『ピアノさんたちの逆襲』 

やましん(テンパー)

『ピアノさんたちの逆襲』 (前編)

【これは、フィクションです。この世とは、なんら、関係ありません。】




 絵江府総理は、第3次世界大戦の余波を利用して、日本合衆国に独裁政権を打ち立てた。

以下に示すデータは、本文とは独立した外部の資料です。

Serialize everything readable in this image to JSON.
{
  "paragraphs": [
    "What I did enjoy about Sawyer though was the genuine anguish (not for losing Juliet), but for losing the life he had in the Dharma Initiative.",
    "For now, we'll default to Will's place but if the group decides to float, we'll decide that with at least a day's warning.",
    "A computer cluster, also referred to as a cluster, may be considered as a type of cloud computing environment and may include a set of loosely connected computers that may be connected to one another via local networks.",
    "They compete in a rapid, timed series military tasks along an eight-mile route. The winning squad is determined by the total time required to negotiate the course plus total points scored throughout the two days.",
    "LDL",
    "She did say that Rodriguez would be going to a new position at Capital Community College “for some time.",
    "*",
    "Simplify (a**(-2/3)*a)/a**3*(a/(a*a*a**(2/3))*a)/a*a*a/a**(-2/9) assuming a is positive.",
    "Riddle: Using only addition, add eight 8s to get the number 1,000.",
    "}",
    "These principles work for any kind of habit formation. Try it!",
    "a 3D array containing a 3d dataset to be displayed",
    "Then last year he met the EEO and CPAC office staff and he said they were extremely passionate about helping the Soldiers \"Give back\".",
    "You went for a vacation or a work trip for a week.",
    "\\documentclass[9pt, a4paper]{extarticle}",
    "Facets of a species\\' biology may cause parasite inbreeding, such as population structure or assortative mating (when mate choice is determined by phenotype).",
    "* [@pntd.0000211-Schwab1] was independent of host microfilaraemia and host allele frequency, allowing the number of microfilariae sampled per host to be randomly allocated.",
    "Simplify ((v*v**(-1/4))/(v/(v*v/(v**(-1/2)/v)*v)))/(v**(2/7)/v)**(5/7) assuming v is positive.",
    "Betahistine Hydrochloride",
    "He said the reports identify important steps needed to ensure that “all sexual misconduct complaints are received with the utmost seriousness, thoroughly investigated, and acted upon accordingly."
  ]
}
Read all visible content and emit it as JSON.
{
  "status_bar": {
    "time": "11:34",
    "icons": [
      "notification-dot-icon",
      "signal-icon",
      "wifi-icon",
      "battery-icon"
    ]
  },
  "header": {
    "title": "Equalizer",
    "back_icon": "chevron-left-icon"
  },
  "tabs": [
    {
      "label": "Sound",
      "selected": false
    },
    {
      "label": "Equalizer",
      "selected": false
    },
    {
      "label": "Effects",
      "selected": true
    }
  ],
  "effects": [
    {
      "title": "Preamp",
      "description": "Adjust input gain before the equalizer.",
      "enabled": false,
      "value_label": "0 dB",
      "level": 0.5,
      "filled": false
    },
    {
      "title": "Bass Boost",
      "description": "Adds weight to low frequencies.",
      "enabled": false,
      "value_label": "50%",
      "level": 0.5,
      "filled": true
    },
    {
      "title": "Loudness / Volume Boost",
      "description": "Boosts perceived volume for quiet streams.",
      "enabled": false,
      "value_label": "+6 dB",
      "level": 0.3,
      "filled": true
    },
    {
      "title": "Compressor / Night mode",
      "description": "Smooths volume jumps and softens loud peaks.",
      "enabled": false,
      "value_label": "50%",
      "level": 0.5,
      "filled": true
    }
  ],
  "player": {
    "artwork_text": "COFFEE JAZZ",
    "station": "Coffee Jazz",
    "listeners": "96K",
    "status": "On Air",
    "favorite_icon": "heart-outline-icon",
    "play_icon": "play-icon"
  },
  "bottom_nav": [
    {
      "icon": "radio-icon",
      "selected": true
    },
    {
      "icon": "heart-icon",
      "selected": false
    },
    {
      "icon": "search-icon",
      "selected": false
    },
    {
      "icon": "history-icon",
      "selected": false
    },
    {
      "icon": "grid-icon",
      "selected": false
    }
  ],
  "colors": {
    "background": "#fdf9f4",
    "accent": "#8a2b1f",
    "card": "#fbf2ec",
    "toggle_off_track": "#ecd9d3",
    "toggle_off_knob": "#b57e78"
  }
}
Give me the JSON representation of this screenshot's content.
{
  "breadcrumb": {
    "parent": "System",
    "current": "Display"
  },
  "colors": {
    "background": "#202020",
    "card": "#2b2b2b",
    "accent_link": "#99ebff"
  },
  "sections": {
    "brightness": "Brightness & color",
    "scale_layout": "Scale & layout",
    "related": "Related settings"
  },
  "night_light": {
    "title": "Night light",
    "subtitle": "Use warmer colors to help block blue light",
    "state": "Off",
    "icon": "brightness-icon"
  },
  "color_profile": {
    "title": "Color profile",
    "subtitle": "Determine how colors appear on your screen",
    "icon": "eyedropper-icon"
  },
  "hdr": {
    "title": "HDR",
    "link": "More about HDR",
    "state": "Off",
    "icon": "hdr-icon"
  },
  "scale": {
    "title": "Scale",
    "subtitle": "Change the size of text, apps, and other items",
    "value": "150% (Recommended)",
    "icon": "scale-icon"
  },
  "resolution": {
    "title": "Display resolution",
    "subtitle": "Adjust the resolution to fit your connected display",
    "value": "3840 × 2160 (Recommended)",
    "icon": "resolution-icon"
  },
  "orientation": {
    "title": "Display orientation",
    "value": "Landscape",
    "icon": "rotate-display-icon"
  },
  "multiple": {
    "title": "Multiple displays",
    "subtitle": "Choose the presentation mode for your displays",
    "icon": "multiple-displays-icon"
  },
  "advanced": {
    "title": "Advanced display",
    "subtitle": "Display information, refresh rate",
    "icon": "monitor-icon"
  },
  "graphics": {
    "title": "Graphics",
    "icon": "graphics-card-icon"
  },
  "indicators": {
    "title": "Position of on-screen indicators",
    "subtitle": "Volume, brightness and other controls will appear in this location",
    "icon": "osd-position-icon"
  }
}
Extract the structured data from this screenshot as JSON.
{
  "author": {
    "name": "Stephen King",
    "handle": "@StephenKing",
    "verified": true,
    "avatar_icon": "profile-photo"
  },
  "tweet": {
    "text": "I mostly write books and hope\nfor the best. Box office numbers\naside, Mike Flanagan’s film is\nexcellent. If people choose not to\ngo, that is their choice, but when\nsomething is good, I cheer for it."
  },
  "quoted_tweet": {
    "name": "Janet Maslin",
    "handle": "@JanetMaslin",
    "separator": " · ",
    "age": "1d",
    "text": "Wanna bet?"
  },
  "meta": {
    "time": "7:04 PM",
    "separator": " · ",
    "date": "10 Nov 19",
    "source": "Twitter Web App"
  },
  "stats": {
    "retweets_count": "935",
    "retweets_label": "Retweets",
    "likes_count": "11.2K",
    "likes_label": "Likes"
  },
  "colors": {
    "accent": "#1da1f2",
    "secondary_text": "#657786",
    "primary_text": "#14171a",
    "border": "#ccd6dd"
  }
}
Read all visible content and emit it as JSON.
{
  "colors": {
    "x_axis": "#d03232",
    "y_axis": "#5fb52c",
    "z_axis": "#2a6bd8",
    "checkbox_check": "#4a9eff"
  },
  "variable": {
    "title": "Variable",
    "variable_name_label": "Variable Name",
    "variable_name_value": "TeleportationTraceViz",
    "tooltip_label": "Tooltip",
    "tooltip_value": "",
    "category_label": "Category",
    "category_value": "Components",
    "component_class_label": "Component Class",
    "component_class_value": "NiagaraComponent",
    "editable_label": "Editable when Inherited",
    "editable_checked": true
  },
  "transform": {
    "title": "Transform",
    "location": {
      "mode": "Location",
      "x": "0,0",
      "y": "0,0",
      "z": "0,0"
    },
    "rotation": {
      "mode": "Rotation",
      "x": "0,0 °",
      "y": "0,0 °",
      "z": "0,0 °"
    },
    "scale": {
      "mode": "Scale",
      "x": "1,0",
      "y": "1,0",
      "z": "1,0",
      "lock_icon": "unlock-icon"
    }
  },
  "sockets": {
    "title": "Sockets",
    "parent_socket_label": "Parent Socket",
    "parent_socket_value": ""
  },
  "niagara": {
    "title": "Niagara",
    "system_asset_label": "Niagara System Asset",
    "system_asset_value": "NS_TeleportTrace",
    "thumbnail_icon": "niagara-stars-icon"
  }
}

 各州の首相は、絵江府総理の息のかかった人ばかりとなった。


 北海道州の、原馬子首相だけは、例外だった。


 自身が優れた科学者であり、ピアニストでもあった首相は、広大な領域と、州立防衛隊の力を背景にして、絵江府総理と対立してきていた。


 彼女は、総理に実際に、大変な脅威である。


 新兵器を、津軽海峡に配置していたのだ。


 『超広範囲電磁砲』である。


 特定の地域に狙いを定めることも可能だが、最大射程、2000キロメートルまでの範囲の、すべての機械類、電子機器類を、使用不能にしてしまう。


 合衆国首都だけを狙い撃ちにもできる。


 また、絵江府総理は、彼女が苦手で、しかも、大嫌いだった。


 理屈では、歯が立たないのだ。


 けれど、実力行使をしようとしたら、この兵器が怖い。


 しかも、もう一台、道内のどこかに隠して設置されているらしい。


 あまり、大きなものではない。


 軽自動車に積めるくらいであり、移動は簡単だ。


 なんで、こんなものが作れたのか。


 科学者たちも、首をかしげるばかりであった。


 しかし、道内の無人島で、実証実験が行われており、その威力はものすごいものだと、確認されている。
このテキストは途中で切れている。